Check the CRiS number. This can be found on the chassis of the caravan and should have documentation to match. Make a note of the 17 digit vehicle ID and check in with the CRiS hotline (01722 411430). CRiS will be able to tell you the back ground of the caravan and whether the seller is the legitimate owner.
What condition is the caravan in?
Specification - As with anything, you get what you pay for. As you're looking around a caravan, ask yourself, am I getting a high enough spec for my money. Also be sure to check the user manual for the original spec of the caravan to establish which items have been added by previous owners. If items have been added, be sure to check how well they have been installed. You don't want to have to put right someone else's shoddy workmanship.
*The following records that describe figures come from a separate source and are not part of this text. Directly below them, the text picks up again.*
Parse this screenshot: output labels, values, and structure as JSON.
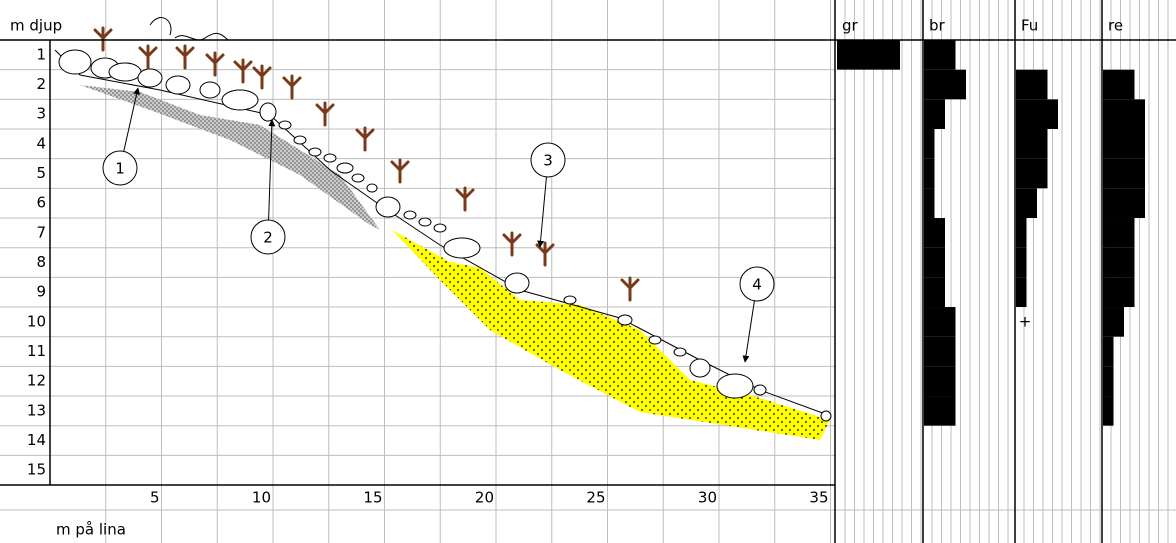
{
  "y_axis_label": "m djup",
  "x_axis_label": "m på lina",
  "depths": [
    "1",
    "2",
    "3",
    "4",
    "5",
    "6",
    "7",
    "8",
    "9",
    "10",
    "11",
    "12",
    "13",
    "14",
    "15"
  ],
  "distances": [
    "5",
    "10",
    "15",
    "20",
    "25",
    "30",
    "35"
  ],
  "callouts": [
    "1",
    "2",
    "3",
    "4"
  ],
  "panels": [
    {
      "label": "gr",
      "values": [
        6,
        null,
        null,
        null,
        null,
        null,
        null,
        null,
        null,
        null,
        null,
        null,
        null,
        null,
        null
      ]
    },
    {
      "label": "br",
      "values": [
        3,
        4,
        2,
        1,
        1,
        1,
        2,
        2,
        2,
        3,
        3,
        3,
        3,
        null,
        null
      ]
    },
    {
      "label": "Fu",
      "values": [
        null,
        3,
        4,
        3,
        3,
        2,
        1,
        1,
        1,
        null,
        null,
        null,
        null,
        null,
        null
      ],
      "value_labels": [
        null,
        null,
        null,
        null,
        null,
        null,
        null,
        null,
        null,
        "+",
        null,
        null,
        null,
        null,
        null
      ]
    },
    {
      "label": "re",
      "values": [
        null,
        3,
        4,
        4,
        4,
        4,
        3,
        3,
        3,
        2,
        1,
        1,
        1,
        null,
        null
      ]
    }
  ]
}
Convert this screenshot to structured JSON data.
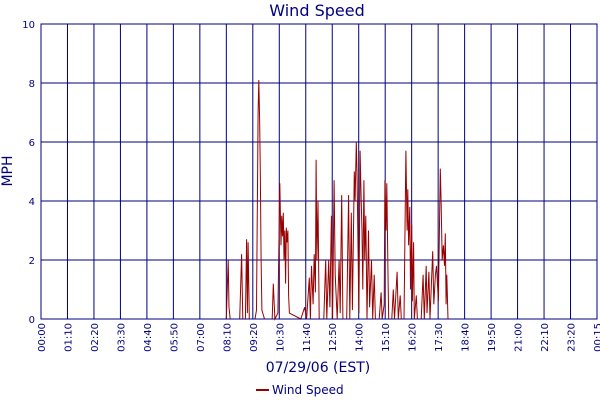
{
  "chart_data": {
    "type": "line",
    "title": "Wind Speed",
    "xlabel": "07/29/06 (EST)",
    "ylabel": "MPH",
    "ylim": [
      0,
      10
    ],
    "yticks": [
      0,
      2,
      4,
      6,
      8,
      10
    ],
    "xlim_minutes": [
      0,
      1455
    ],
    "xticks": [
      "00:00",
      "01:10",
      "02:20",
      "03:30",
      "04:40",
      "05:50",
      "07:00",
      "08:10",
      "09:20",
      "10:30",
      "11:40",
      "12:50",
      "14:00",
      "15:10",
      "16:20",
      "17:30",
      "18:40",
      "19:50",
      "21:00",
      "22:10",
      "23:20",
      "00:15"
    ],
    "grid": true,
    "legend": "bottom-center",
    "colors": {
      "series": "#990000",
      "grid": "#000080",
      "axis": "#000080",
      "text": "#000080"
    },
    "series": [
      {
        "name": "Wind Speed",
        "points": [
          [
            "00:00",
            0
          ],
          [
            "08:05",
            0
          ],
          [
            "08:10",
            2.0
          ],
          [
            "08:12",
            0.4
          ],
          [
            "08:15",
            0
          ],
          [
            "08:40",
            0
          ],
          [
            "08:45",
            2.2
          ],
          [
            "08:48",
            0
          ],
          [
            "08:55",
            0
          ],
          [
            "08:58",
            2.7
          ],
          [
            "09:00",
            0.2
          ],
          [
            "09:02",
            2.6
          ],
          [
            "09:05",
            0
          ],
          [
            "09:20",
            0
          ],
          [
            "09:24",
            0.3
          ],
          [
            "09:28",
            7.0
          ],
          [
            "09:30",
            8.1
          ],
          [
            "09:32",
            6.8
          ],
          [
            "09:34",
            5.0
          ],
          [
            "09:36",
            2.0
          ],
          [
            "09:38",
            0.3
          ],
          [
            "09:45",
            0
          ],
          [
            "10:05",
            0
          ],
          [
            "10:08",
            1.2
          ],
          [
            "10:12",
            0
          ],
          [
            "10:20",
            0.2
          ],
          [
            "10:25",
            4.6
          ],
          [
            "10:28",
            2.5
          ],
          [
            "10:30",
            3.5
          ],
          [
            "10:32",
            2.8
          ],
          [
            "10:34",
            3.6
          ],
          [
            "10:36",
            2.0
          ],
          [
            "10:38",
            3.0
          ],
          [
            "10:40",
            1.2
          ],
          [
            "10:42",
            3.1
          ],
          [
            "10:44",
            2.6
          ],
          [
            "10:46",
            3.0
          ],
          [
            "10:48",
            0.8
          ],
          [
            "10:50",
            0.2
          ],
          [
            "11:20",
            0
          ],
          [
            "11:30",
            0.4
          ],
          [
            "11:35",
            0
          ],
          [
            "11:42",
            1.4
          ],
          [
            "11:45",
            0
          ],
          [
            "11:48",
            1.8
          ],
          [
            "11:52",
            0.5
          ],
          [
            "11:55",
            2.2
          ],
          [
            "11:58",
            0.9
          ],
          [
            "12:00",
            5.4
          ],
          [
            "12:02",
            2.0
          ],
          [
            "12:05",
            4.0
          ],
          [
            "12:08",
            0
          ],
          [
            "12:20",
            0
          ],
          [
            "12:25",
            2.0
          ],
          [
            "12:28",
            0
          ],
          [
            "12:33",
            2.0
          ],
          [
            "12:36",
            0.4
          ],
          [
            "12:40",
            3.5
          ],
          [
            "12:43",
            0
          ],
          [
            "12:47",
            4.7
          ],
          [
            "12:50",
            1.5
          ],
          [
            "12:55",
            0
          ],
          [
            "13:00",
            2.0
          ],
          [
            "13:03",
            0.2
          ],
          [
            "13:07",
            4.2
          ],
          [
            "13:10",
            0
          ],
          [
            "13:20",
            0
          ],
          [
            "13:25",
            4.2
          ],
          [
            "13:28",
            0
          ],
          [
            "13:32",
            3.6
          ],
          [
            "13:35",
            0.3
          ],
          [
            "13:40",
            5.0
          ],
          [
            "13:42",
            4.0
          ],
          [
            "13:45",
            6.0
          ],
          [
            "13:47",
            5.0
          ],
          [
            "13:50",
            2.0
          ],
          [
            "13:52",
            0.2
          ],
          [
            "13:55",
            5.7
          ],
          [
            "13:58",
            4.0
          ],
          [
            "14:00",
            3.0
          ],
          [
            "14:02",
            1.0
          ],
          [
            "14:05",
            4.7
          ],
          [
            "14:07",
            2.0
          ],
          [
            "14:10",
            3.5
          ],
          [
            "14:13",
            0
          ],
          [
            "14:17",
            3.0
          ],
          [
            "14:20",
            0.4
          ],
          [
            "14:25",
            2.0
          ],
          [
            "14:28",
            0
          ],
          [
            "14:32",
            1.5
          ],
          [
            "14:35",
            0
          ],
          [
            "14:45",
            0
          ],
          [
            "14:50",
            0.9
          ],
          [
            "14:53",
            0
          ],
          [
            "14:58",
            0.5
          ],
          [
            "15:00",
            4.7
          ],
          [
            "15:03",
            3.0
          ],
          [
            "15:05",
            4.6
          ],
          [
            "15:08",
            1.5
          ],
          [
            "15:10",
            0
          ],
          [
            "15:18",
            0
          ],
          [
            "15:22",
            1.0
          ],
          [
            "15:25",
            0
          ],
          [
            "15:32",
            1.6
          ],
          [
            "15:35",
            0
          ],
          [
            "15:40",
            0.8
          ],
          [
            "15:43",
            0
          ],
          [
            "15:50",
            0
          ],
          [
            "15:55",
            5.7
          ],
          [
            "15:58",
            3.0
          ],
          [
            "16:00",
            4.4
          ],
          [
            "16:02",
            2.5
          ],
          [
            "16:05",
            3.8
          ],
          [
            "16:07",
            1.0
          ],
          [
            "16:10",
            3.2
          ],
          [
            "16:12",
            0.6
          ],
          [
            "16:15",
            2.6
          ],
          [
            "16:17",
            0
          ],
          [
            "16:22",
            0.8
          ],
          [
            "16:25",
            0
          ],
          [
            "16:35",
            0
          ],
          [
            "16:40",
            1.5
          ],
          [
            "16:43",
            0
          ],
          [
            "16:48",
            1.8
          ],
          [
            "16:50",
            0.2
          ],
          [
            "16:55",
            1.6
          ],
          [
            "16:58",
            0
          ],
          [
            "17:05",
            2.3
          ],
          [
            "17:08",
            0.5
          ],
          [
            "17:12",
            1.5
          ],
          [
            "17:15",
            1.8
          ],
          [
            "17:20",
            0.6
          ],
          [
            "17:25",
            5.1
          ],
          [
            "17:27",
            4.0
          ],
          [
            "17:30",
            2.0
          ],
          [
            "17:33",
            2.5
          ],
          [
            "17:36",
            1.8
          ],
          [
            "17:38",
            2.9
          ],
          [
            "17:40",
            0.5
          ],
          [
            "17:42",
            1.5
          ],
          [
            "17:45",
            0
          ],
          [
            "24:15",
            0
          ]
        ]
      }
    ]
  }
}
Are spare parts and servicing readily available? - If you're buying an older model of caravan you'll want to check that spare parts are still stocked by repairers. Older caravans are more likely to develop faults and could be tricky to fix especially if the manufacturer no longer makes that model. Even simple items such as hinges and catches on cupboards can be a major inconvenience to replace if they fail.
Does everything work? - High end caravans are likely to have a large amount of mod cons. It's best to check that everything works before you take the caravan off the hands of the seller. Remember, you must prove that any faults you find after purchasing your caravan were there before you took it away. If you cannot prove this or if you have missed the six month window, you will have to repair these faults yourself and the seller will not be legally obligated to fix them free of charge. Similarly, if the seller brings a fault to your attention and you decide to buy any way, the seller will not be obligated to fix these faults. As previously mentioned, also make sure you check any DIY jobs to ensure the workmanship is of a satisfactory quality.
Is it easy to live with? - Buying a caravan can be a big investment. You therefore want your caravan to be with you for a long time. In keeping with this idea, you should always check how easy your caravan is to live with. For example, how easy is it to make up the bed? Are the water and waste connections easy to get to? Are there enough work surfaces in the kitchen? Don't be afraid to ask the seller to demonstrate any of these things to enable you to get a clear idea of what you're going to be dealing with.
The awning - This can be an essential part of your caravan. Ask the seller how easy it is to erect and how many it sleeps. Also be sure to check all the relevant components are present. Missing a pole or guy rope can be very frustrating!
Is it watertight? - This may sound like an obvious question but some older caravans may be prone to dampness and the occasional leak. The most accurate way to measure this would be using a moisture meter. One of these can be purchased from any good DIY shop for around £20. Check around any water tight appliances such as the sink to make sure the seals are not rotten and that there is no moisture in the surrounding areas. Also check inside surrounding cupboards and bed lockers to see if any of the wood is swollen or soft through moisture/rot.
Some 25,000 new caravans come on to the UK market year on year. But if you look hard enough you can find a peach without the inflated price of buying brand new. On the flip side, make sure you do your research to make sure you don't end up with a horror show!
Also be sure to check if your touring caravan insurance covers you for the caravan's "market value". If you're caravan is second hand and a little older, insuring at market value means you may save yourself some money as you won't be insuring at the higher "as new" value.